This was a murder mystery wherein the local doctor and amateur sleuth Gaius Petreius Ruso picks up a mysterious slave girl while investigating the suspicious deaths of several other slave girls from the local brothel and is there a connection, yadda yadda yadda…
I actually quite liked it, even though I think there were some rough patches to the writing and a bit too much trying to be clever with the coyly switching viewpoints from the author. And the mystery was a bit drawn-out for a while, then abruptly twisted in upon itself in a way that wasn't too hard to figure out (though it wasn't incredibly obvious and took a little dot-connecting).
There was something of a modern-ish flavour to the period mindset, at least from Our Hero, though not nearly as glaringly so as in Lindsay Davis' Marcus Didius Falco series, I find.

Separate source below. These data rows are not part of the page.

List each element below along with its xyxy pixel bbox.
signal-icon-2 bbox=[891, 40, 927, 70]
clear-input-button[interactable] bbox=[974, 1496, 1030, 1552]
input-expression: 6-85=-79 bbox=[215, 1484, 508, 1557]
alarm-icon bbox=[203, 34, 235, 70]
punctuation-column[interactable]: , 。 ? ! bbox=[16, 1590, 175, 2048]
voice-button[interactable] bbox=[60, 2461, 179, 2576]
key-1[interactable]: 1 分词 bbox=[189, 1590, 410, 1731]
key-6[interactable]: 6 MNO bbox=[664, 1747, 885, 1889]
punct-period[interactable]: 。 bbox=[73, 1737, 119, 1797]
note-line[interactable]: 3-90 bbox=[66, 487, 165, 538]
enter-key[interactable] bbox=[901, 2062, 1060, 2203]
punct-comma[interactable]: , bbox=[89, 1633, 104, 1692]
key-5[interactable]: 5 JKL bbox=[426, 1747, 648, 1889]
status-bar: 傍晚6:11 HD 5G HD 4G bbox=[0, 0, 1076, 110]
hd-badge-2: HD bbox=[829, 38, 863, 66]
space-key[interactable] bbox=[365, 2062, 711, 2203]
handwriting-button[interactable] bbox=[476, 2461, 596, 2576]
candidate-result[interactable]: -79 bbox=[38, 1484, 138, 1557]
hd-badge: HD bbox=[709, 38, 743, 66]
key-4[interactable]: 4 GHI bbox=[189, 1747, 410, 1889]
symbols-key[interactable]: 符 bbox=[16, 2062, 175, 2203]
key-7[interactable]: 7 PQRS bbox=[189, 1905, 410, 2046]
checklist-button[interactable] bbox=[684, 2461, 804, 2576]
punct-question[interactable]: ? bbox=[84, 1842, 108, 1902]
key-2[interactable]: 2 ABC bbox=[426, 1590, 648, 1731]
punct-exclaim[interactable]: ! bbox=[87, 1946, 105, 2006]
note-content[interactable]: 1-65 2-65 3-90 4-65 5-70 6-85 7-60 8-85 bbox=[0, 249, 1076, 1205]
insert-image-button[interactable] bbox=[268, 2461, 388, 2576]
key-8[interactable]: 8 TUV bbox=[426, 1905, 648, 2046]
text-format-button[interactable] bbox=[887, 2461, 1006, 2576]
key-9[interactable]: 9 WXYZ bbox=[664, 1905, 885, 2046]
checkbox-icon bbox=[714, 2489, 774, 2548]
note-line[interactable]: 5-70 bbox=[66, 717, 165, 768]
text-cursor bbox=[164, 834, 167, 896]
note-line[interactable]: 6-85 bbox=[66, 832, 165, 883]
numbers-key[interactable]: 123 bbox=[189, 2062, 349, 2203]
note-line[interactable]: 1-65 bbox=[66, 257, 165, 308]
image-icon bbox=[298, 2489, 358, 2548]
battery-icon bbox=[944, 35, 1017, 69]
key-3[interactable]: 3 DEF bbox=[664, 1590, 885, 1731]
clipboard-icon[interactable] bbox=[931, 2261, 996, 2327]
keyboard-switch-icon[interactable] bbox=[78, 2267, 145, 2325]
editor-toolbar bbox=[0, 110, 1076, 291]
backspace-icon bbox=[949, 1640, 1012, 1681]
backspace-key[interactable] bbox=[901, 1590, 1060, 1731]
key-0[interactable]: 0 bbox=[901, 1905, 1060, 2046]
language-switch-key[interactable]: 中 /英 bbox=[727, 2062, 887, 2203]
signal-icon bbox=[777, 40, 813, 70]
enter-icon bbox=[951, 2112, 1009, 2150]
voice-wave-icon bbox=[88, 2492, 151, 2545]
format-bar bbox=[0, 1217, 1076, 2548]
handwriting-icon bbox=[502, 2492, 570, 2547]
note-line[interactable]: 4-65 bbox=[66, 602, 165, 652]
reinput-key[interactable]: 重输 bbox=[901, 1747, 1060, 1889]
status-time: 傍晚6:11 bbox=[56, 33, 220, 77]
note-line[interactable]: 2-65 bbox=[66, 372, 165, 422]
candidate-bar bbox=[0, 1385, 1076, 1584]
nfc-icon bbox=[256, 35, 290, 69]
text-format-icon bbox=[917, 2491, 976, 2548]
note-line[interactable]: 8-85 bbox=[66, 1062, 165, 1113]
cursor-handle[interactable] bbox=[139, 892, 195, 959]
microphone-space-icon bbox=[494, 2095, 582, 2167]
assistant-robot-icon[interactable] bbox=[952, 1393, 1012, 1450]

But it's her first novel and a pretty good job for all that; shame the e-book edition is riddled with noticeable and mildly distracting text errors (mostly missing or displaced punctuation and superfluous OCR hyphens rather than anything really teeth-grindingly wrong).
It was a fairly long book (over 8000 locations in the Kindle edition, though some of that was due to bonus chapter from the sequel) and the author helpfully put in a couple of historical notes about what was known about Roman Britain (not much) that she was able to use and what she more-or-less made up, which I always like to have.
Anyway, it's a freebie in several of the stores and at that price it was certainly worth my while and would have no qualms borrowing the rest of the series from the library. I just went and bought the second book in the series, Terra Incognita, which is promotionally tie-in priced at 99 cents, for 72 cents including taxes at the Kobo store with a discount coupon from the Deals forum.
Let's see if it's equally typo-ridden, but for less than 3 quarters, I'm not going to begrudge the cost.
Moderate recommendation for people who like ancient Rome, ancient Britain, or historical sleuths in general. Not the best I've read, but fairly enjoyable, enough so for me to seek out the sequels if I'm not paying too much.
But it's currently freebie, so if you think you'll be even vaguely interested, pick it up while you still can.